Wednesday, November 13, 2013

National Black Catholic History Month: Cardinal Francis Arinze

About 20 years ago, my mother and I were in Vatican City when we noticed a black man -- clearly an African -- wearing a bishop's robes.

He was clearly somewhat preoccupied and in a hurry, but did smile and nod at us.

We knew instantly who he was: then-Archbishop, now-Cardinal Francis Arinze, the man who for 20 years was the answer to the question "Who will be the next* black pope (these days, the answer to that question is Cardinal Peter Turkson)?"

Arinze was born in 1932 in Nigeria into a family that practiced a traditional Igbo faith. He converted to Catholicism as a child (and was baptized by Blessed Cyprian Michael Iwene Tansi). He was ordained to the priesthood in Rome in 1958.

He made headlines in 1965 when he was named a bishop in Nigeria at the age of 32, which made him the youngest bishop in the world. He later was the first black African of the modern era named as archbishop in Africa.

In 1985, Pope John Paul II called him to work in Rome. In 1996, the pope made him a cardinal.
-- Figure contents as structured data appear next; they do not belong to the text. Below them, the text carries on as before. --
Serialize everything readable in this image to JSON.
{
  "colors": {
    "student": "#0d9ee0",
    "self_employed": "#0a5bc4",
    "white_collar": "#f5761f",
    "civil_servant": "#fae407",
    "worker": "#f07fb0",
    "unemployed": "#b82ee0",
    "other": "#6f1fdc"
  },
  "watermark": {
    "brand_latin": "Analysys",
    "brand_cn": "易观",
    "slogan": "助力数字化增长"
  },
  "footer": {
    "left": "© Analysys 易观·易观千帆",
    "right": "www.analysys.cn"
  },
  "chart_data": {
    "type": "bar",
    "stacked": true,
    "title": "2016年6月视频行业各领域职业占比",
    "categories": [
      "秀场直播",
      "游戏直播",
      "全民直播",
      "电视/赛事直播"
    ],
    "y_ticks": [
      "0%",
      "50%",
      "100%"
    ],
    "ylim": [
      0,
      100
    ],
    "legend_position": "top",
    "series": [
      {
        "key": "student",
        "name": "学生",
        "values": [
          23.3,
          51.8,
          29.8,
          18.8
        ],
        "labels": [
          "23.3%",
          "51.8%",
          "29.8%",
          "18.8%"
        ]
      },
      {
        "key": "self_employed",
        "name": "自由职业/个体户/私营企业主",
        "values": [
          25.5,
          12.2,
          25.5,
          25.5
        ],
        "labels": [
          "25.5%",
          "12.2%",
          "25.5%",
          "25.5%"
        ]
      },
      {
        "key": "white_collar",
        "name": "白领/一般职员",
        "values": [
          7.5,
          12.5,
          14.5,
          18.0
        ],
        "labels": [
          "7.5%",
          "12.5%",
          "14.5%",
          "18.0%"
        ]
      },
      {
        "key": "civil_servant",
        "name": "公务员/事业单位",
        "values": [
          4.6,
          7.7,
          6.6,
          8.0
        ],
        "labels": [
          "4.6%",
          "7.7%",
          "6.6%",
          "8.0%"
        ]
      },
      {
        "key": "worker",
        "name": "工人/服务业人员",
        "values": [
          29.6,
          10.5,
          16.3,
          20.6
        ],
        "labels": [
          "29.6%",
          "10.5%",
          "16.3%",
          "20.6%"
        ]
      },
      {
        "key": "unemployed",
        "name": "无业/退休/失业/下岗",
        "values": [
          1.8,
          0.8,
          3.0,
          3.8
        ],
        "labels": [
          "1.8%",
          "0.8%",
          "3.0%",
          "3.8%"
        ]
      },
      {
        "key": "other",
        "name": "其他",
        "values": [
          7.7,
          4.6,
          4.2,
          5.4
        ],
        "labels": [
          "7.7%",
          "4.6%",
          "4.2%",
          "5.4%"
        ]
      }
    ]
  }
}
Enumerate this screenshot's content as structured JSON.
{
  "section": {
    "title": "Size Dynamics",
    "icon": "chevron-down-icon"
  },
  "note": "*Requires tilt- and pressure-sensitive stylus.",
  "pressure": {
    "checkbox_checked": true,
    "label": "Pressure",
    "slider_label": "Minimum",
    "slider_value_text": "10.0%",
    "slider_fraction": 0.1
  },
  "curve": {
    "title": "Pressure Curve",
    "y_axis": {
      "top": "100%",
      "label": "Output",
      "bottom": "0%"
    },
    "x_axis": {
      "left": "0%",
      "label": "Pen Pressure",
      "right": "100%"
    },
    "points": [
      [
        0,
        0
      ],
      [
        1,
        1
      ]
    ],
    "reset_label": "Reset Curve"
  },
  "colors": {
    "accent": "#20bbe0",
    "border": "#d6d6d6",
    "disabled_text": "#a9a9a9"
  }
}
He was then the most high-profile black cardinal, so his name was often mentioned when people wondered whether the cardinals would ever choose a non-European pope.

Cardinal Arinze is the former leader of the Congregation for Divine Worship and Discipline of the Sacraments, which is the small group of cardinals and Vatican functionaries who handle matters related to the Church's liturgical practices.

At age 81, Cardinal Arinze continues to live in Rome, although because of his age, he can no longer participate in any conclaves to choose a pope.

*Sometimes people say "first" black pope, but we already know there have been several.